# A question about tags in the wiki



## mythmaster (May 25, 2010)

I was trying to add some tags to the wiki article that I posted about smoking competition chicken, but it seems that it won't let me add a "chicken" tag.  Maybe I'm just missing something here, but how can we create new tags for wiki articles?


----------



## pineywoods (May 25, 2010)

Heres what I found
[h3]*How is the tagging on this site different than other sites?*[/h3]
The difference between our tagging infrastructure and others you may be familiar with is that *we restrict tagging to tags that exist in our system*. By enforcing more rigidity in the tagging system, the hope is that we are much more effective at aggregating ALL content relevant to a given product or topic


----------



## mythmaster (May 25, 2010)

Pineywoods said:


> Heres what I found
> [h3]*How is the tagging on this site different than other sites?*[/h3]
> The difference between our tagging infrastructure and others you may be familiar with is that *we restrict tagging to tags that exist in our system*. By enforcing more rigidity in the tagging system, the hope is that we are much more effective at aggregating ALL content relevant to a given product or topic


Yeah, I'm getting that, but a "chicken" tag does not already exist!!  How can we have a wiki without a "chicken" tag??

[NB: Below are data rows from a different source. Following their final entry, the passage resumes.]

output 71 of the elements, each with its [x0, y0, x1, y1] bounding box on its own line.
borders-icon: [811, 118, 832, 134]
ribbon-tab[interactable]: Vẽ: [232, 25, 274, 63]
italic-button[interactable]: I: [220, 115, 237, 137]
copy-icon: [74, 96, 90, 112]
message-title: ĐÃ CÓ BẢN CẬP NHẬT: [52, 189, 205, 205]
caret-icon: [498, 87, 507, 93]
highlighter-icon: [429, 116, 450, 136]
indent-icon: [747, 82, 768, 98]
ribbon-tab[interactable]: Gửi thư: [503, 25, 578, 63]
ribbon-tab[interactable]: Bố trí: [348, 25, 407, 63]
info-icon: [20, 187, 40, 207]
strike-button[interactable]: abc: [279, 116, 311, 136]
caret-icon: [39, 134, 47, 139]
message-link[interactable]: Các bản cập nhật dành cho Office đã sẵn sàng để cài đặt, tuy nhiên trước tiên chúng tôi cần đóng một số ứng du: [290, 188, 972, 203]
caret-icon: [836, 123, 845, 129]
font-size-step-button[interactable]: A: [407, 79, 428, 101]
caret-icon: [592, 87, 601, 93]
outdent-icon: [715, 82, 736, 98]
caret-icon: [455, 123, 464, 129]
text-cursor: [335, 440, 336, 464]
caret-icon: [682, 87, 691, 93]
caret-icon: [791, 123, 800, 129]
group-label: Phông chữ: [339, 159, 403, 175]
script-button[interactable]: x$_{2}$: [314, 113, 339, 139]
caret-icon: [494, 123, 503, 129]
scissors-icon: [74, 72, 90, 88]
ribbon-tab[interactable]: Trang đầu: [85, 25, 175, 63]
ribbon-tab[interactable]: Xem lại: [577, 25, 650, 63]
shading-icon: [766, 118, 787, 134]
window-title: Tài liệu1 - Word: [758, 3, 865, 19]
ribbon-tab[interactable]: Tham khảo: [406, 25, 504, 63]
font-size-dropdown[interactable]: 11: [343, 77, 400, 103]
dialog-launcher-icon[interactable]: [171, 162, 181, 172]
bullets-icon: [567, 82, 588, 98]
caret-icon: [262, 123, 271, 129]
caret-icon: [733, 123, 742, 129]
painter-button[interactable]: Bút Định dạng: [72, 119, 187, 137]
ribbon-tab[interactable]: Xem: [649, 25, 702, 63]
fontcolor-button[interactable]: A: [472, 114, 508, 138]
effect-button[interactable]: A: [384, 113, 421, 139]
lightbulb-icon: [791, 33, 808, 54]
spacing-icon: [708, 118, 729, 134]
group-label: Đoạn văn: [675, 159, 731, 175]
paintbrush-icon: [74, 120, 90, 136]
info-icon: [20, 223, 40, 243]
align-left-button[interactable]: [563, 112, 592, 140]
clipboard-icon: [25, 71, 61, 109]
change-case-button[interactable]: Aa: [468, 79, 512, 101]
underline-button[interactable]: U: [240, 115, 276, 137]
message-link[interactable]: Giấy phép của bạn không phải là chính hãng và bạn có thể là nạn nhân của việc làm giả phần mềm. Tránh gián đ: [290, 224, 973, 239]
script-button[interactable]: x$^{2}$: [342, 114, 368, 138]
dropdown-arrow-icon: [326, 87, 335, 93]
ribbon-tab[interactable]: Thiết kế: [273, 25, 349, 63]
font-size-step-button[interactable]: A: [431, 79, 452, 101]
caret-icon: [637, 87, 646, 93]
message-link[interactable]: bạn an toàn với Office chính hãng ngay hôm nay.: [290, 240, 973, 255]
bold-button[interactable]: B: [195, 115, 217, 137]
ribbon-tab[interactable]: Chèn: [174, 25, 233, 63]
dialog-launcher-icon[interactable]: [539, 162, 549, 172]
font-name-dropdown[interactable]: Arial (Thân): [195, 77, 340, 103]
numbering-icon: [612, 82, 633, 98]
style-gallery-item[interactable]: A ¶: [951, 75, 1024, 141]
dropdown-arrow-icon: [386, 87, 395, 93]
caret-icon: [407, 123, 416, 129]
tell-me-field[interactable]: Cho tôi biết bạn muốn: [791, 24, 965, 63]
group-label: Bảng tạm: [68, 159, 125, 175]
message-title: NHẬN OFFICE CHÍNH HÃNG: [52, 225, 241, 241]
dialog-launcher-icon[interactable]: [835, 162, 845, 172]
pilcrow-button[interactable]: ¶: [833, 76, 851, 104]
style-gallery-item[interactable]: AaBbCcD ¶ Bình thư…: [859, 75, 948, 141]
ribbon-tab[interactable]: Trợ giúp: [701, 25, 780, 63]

Should I ask admin to add tags that don't already exist as they become necessary?

Sorry to be such a pain, and I understand and appreciate the restrictions.


----------



## pineywoods (May 25, 2010)

I'm sorry to say I don't know the answer but I will send Jeff a PM and ask him


----------



## mythmaster (May 25, 2010)

Pineywoods said:


> I'm sorry to say I don't know the answer but I will send Jeff a PM and ask him


Thanks, Jerry!  We should have tags for each of the different kinds of meats in order to make searching the wiki easier: chicken, turkey, poultry, beef, pork, fish.  And preferably, each of the different kinds of cuts, too.  Also, tags should be available for non-meat items such as nuts, etc.

That way, if I wanted to smoke, say, a brisket, then I could search for "brisket" in the wiki and all of the articles tagged with "brisket" would show up -- recipes for marinades and rubs, procedures, etc.


----------



## TulsaJeff (May 25, 2010)

Admins and possibly mods (I will have to check) can create misc tags.. if you see something that needs a tag created just let a mod/admin know and they can do that.

We want to make sure that we have a tag for "smoking chicken" but we don't want  duplicates of the same idea or process such as smoke chicken, smoking chicken, smoked poultry, how to smoke chicken, etc.

This is why they are moderated.

I have setup a tag for "smoking chicken" but it has not showed up yet. This may be something I will have to get some help with. We'll give it a bit.


----------



## mythmaster (May 25, 2010)

TulsaJeff said:


> Admins and possibly mods (I will have to check) can create misc tags.. if you see something that needs a tag created just let a mod/admin know and they can do that.
> 
> We want to make sure that we have a tag for "smoking chicken" but we don't want  duplicates of the same idea or process such as smoke chicken, smoking chicken, smoked poultry, how to smoke chicken, etc.
> 
> ...


Thanks, Jeff-

I just noticed that we can subscribe to tags in the wiki, also, which is even more awesome than I anticipated!

We definitely need some tags for basic meat cuts, though -- like brisket, pork shoulder, chuck roast, etc.


----------